Sacred Heart Church in Ness City, Kansas, was built in 1911 with Catholic Extension funding.
Its pastor, Father Henry Hildebrandt, is the only Catholic priest in the county. With the next Catholic Church about 30 miles away, the 320 families who belong to the parish are close-knit. They are also devoted to the church school, which has 80 students.
“The school is a ministry of the Church,” said Father Hildebrandt, whose salary Catholic Extension funds. “We have an important dynamic.”
The parish office is also the school office; the parish and school secretary is the same person. Father Hildebrandt eats lunch everyday with the students and also teaches a religion class. The school creates a strong sense of family, structuring activities for older and younger students to do together. Parents get drawn in too. This year alone, the parish had nine baptisms for children connected to the school—mainly children whose parents had been inactive Catholics.
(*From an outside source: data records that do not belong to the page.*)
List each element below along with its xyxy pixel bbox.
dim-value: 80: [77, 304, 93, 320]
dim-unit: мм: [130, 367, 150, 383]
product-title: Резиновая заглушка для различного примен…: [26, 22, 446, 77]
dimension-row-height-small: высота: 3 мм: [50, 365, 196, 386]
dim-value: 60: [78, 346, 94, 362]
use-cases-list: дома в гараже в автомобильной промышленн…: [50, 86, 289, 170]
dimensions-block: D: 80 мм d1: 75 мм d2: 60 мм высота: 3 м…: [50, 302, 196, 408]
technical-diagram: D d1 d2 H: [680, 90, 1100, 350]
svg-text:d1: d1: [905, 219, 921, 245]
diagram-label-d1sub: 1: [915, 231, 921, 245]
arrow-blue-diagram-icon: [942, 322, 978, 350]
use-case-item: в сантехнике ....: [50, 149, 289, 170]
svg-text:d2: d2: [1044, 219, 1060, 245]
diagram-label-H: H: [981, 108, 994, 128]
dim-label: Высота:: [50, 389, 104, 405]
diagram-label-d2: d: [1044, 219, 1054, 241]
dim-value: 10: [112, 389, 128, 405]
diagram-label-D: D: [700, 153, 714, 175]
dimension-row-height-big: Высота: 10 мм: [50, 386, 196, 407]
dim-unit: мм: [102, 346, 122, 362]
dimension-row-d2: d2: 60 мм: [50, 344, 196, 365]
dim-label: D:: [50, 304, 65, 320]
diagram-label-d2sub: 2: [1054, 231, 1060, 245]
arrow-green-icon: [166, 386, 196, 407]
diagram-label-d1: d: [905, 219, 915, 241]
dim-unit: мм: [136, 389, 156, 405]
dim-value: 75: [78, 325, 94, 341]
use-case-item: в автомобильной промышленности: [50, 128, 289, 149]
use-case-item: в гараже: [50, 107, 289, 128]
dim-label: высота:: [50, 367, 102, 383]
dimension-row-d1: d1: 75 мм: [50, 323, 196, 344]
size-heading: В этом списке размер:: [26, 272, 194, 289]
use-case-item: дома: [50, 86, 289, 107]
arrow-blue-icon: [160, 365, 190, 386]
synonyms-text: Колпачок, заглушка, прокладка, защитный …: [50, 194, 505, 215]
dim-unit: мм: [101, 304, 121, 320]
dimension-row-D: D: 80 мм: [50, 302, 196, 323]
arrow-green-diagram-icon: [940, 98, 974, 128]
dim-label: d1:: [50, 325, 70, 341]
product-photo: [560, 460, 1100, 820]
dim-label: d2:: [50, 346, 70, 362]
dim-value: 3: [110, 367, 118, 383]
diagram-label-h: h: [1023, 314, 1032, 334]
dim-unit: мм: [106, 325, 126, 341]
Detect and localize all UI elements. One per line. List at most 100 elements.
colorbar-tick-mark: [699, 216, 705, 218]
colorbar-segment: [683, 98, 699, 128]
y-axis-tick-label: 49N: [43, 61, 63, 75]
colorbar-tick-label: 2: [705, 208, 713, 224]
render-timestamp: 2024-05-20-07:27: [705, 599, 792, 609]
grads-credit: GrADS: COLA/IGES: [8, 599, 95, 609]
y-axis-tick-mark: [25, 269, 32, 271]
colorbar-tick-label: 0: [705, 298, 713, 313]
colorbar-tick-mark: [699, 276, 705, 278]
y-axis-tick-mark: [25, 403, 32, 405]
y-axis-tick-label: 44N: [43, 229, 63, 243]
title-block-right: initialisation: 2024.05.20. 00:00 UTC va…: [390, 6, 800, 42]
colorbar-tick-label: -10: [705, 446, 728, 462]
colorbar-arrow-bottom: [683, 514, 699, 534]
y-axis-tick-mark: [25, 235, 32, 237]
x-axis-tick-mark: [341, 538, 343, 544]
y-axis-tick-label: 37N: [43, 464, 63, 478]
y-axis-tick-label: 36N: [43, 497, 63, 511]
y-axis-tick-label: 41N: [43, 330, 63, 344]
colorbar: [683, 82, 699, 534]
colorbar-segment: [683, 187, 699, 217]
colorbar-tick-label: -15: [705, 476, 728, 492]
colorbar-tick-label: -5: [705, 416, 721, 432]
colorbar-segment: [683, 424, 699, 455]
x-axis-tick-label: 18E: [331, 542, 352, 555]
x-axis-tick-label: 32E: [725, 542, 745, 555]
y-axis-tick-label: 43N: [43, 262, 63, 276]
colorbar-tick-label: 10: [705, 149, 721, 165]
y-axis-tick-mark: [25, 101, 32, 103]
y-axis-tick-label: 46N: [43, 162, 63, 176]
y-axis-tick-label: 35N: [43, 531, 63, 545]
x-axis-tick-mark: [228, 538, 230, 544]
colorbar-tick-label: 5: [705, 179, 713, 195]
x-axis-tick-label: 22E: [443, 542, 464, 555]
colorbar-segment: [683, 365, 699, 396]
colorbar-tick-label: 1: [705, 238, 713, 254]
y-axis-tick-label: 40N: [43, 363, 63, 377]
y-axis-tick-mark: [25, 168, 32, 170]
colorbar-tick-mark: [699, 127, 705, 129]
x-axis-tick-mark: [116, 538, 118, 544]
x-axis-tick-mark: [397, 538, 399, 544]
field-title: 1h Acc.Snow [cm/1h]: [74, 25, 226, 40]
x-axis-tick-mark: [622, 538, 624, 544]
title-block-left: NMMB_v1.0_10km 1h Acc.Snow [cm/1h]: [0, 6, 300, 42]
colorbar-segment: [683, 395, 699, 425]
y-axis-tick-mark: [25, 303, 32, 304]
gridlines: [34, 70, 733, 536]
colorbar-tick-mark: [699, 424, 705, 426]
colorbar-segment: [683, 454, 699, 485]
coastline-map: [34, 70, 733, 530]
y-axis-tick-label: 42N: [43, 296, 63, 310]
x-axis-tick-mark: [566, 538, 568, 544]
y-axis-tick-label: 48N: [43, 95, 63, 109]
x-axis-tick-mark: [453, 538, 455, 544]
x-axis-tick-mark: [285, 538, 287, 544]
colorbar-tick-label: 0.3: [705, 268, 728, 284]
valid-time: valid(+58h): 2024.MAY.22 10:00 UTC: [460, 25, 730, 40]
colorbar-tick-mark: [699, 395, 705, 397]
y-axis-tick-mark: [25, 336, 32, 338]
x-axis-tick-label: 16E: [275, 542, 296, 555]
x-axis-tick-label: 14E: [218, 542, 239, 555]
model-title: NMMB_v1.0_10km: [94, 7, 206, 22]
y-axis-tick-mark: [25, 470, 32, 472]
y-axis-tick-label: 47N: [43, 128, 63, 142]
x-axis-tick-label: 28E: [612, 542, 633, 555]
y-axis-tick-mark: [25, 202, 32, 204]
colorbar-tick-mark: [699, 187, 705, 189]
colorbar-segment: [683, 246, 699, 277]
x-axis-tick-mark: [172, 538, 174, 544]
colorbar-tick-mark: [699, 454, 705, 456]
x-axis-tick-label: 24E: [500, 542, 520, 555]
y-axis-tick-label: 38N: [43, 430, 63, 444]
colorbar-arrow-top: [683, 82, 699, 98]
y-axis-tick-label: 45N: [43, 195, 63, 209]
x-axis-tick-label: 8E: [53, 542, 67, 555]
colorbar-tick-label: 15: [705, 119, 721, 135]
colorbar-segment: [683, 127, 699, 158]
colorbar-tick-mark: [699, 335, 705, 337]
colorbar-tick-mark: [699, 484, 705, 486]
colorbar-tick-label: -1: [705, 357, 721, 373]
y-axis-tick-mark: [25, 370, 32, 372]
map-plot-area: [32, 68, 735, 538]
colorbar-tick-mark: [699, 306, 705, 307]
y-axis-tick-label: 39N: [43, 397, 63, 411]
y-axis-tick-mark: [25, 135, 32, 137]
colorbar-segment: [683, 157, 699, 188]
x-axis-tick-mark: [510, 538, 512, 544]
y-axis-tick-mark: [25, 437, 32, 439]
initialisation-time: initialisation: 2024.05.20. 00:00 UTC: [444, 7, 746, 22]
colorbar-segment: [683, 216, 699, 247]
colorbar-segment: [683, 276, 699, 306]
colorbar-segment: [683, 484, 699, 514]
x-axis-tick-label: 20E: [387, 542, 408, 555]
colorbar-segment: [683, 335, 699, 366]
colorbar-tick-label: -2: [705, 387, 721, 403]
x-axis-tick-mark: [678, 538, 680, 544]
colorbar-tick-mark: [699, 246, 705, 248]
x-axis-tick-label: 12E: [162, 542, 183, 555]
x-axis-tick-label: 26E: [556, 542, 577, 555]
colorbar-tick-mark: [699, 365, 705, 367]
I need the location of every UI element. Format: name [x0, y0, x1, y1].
“Children who haven’t been baptized start desiring baptism when they are at school, especially in the second grade, when all their classmates are receiving first holy Communion,” said Father Hildebrandt.
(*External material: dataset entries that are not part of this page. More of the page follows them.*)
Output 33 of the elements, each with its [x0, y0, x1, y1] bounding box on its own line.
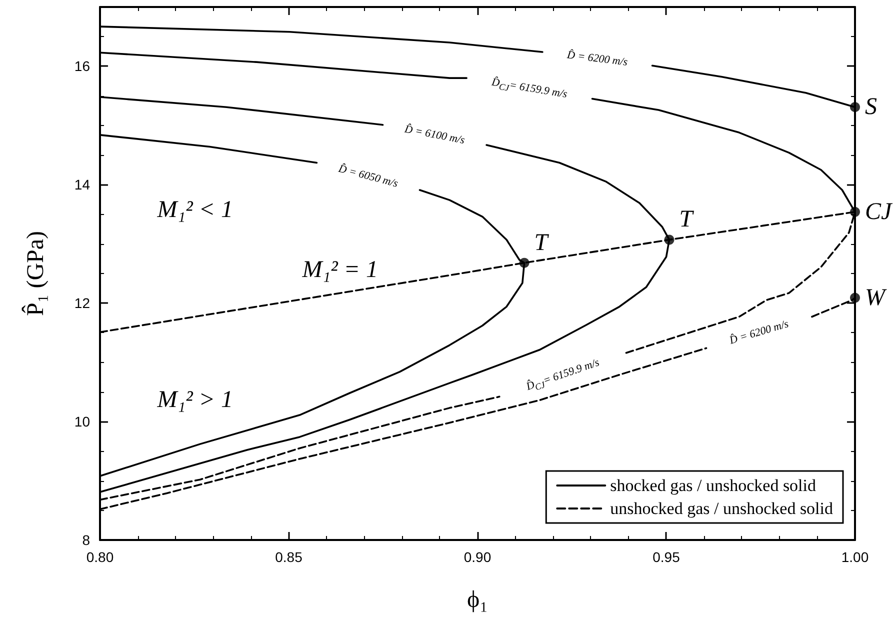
- annotation: S: [865, 94, 877, 120]
- annotation: D̂CJ= 6159.9 m/s: [490, 75, 568, 101]
- x-tick-label: 0.85: [275, 549, 303, 565]
- annotation: D̂ = 6200 m/s: [565, 48, 628, 69]
- annotation: D̂CJ= 6159.9 m/s: [524, 356, 601, 394]
- x-tick-label: 0.80: [86, 549, 114, 565]
- x-tick-label: 0.90: [464, 549, 492, 565]
- y-tick-label: 12: [74, 295, 90, 312]
- annotation: M₁² > 1: [156, 386, 233, 413]
- x-tick-label: 1.00: [841, 549, 869, 565]
- annotation: T: [679, 206, 694, 233]
- annotation: D̂ = 6050 m/s: [336, 162, 400, 190]
- point: [850, 102, 860, 112]
- annotation: T: [534, 230, 550, 256]
- y-tick-label: 16: [74, 58, 90, 74]
- annotation: CJ: [865, 198, 893, 225]
- x-tick-label: 0.95: [652, 549, 680, 565]
- point: [850, 206, 860, 217]
- point: [850, 292, 860, 303]
- y-tick-label: 10: [74, 414, 90, 430]
- annotation: W: [865, 284, 887, 311]
- legend-label: unshocked gas / unshocked solid: [610, 499, 834, 518]
- point: [664, 234, 674, 245]
- annotation: M₁² = 1: [301, 256, 378, 283]
- legend-label: shocked gas / unshocked solid: [610, 476, 816, 495]
- y-tick-label: 14: [74, 176, 90, 193]
- point: [519, 258, 530, 268]
- annotation: D̂ = 6200 m/s: [727, 317, 790, 348]
- annotation: M₁² < 1: [156, 197, 233, 224]
- x-axis-title: ϕ₁: [467, 587, 488, 613]
- y-axis-title: P̂₁ (GPa): [21, 230, 49, 316]
- y-tick-label: 8: [82, 532, 90, 548]
- annotation: D̂ = 6100 m/s: [402, 122, 466, 147]
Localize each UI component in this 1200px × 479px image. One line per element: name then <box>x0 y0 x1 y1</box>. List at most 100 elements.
He explained that Sacred Heart School has a special tradition for baptisms: They take place during the Easter season, at school, during the weekly all-school Mass on Wednesday. The Mass is followed by a big celebration and lunch to which the whole community comes.
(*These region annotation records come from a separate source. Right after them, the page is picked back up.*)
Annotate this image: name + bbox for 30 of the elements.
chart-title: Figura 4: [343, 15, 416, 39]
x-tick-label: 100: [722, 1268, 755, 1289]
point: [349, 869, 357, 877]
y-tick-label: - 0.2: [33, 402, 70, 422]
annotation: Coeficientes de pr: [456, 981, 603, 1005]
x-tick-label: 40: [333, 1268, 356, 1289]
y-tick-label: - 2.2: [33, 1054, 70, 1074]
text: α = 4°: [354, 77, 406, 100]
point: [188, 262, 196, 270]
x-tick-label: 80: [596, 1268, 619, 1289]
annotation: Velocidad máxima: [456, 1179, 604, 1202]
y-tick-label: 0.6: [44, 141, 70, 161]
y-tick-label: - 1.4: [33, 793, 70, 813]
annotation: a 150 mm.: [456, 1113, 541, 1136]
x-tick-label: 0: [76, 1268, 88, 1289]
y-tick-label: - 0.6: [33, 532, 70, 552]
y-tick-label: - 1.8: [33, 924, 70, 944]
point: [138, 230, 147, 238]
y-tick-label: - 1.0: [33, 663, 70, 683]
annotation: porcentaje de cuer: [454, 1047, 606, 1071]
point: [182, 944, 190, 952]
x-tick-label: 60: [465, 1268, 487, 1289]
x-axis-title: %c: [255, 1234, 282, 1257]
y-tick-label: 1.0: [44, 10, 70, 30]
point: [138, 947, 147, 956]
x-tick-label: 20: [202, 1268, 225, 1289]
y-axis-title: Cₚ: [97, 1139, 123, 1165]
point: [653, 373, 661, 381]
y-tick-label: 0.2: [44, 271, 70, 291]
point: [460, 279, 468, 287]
“This has a powerful evangelizing effect,” he said. Sacred Heart School supports family life. “More and more, as children come from fractured homes, the school is a stabilizing and nurturing influence,” he said.
The school emphasizes values such as empathy, acceptance and concern for others.
“Everything that takes place in this building— every interaction, every exchange—we are forming the kingdom of God,” said Father Hildebrandt.